Design International operates as a private practice with regional offices and a leadership team that has included founders and principal designers connected to institutions such as The Bartlett, UCL, Architectural Association School of Architecture, and École des Beaux-Arts. Senior principals have experience comparable to leaders from KPF (Kohn Pedersen Fox), Perkins+Will, and Gensler. The company’s governance model reflects networks common among global firms that coordinate design directors, technical directors, and project management teams to deliver projects across jurisdictions including United Kingdom, China, United Arab Emirates, Turkey, and Morocco.
Design International projects have been recognized in regional design awards and international exhibitions alongside honors typically awarded by institutions like Royal Institute of British Architects, International Council of Shopping Centers, World Architecture Festival, Aga Khan Award for Architecture, and European Centre for Architecture Art Design and Urban Studies. The firm’s work has been profiled in publications such as Architectural Digest, Dezeen, Architectural Record, Wallpaper*, and Domus and exhibited in venues comparable to Serpentine Galleries and national pavilions at Venice Biennale of Architecture.
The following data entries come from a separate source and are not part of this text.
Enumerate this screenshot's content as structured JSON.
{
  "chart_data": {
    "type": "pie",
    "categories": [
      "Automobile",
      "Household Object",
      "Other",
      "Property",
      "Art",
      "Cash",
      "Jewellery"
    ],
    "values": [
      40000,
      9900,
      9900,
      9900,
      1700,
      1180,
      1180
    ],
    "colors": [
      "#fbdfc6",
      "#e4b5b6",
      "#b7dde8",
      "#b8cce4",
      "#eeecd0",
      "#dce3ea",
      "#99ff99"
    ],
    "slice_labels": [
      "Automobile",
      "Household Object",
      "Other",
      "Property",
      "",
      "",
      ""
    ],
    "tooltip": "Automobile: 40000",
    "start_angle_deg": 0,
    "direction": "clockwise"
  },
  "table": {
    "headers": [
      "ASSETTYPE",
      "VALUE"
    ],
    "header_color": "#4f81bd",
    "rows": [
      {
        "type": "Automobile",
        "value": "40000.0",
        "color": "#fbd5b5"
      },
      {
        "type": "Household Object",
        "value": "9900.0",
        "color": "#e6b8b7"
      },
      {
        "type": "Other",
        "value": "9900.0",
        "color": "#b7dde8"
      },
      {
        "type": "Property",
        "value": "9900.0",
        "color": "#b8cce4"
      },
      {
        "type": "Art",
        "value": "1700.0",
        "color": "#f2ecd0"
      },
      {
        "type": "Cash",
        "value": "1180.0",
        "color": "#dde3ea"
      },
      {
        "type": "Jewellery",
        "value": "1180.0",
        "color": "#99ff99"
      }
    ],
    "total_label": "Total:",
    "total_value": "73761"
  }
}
Like many global developers and design firms, projects associated with Design International have faced criticism tied to urban displacement, commercial homogenization, and heritage impacts—issues debated in forums attended by organizations such as Human Rights Watch, Amnesty International, and academic conferences at Harvard Graduate School of Design and MIT School of Architecture and Planning. Critics draw parallels with controversies surrounding large-scale projects by firms linked to Lendlease, Brookfield Properties, and developers implicated in disputes in cities like London, Istanbul, and Dubai. Debates have involved planning approvals, environmental assessments comparable to scrutiny by Environmental Impact Assessment regimes, and stakeholder consultations similar to cases reviewed by European Court of Human Rights and national planning tribunals.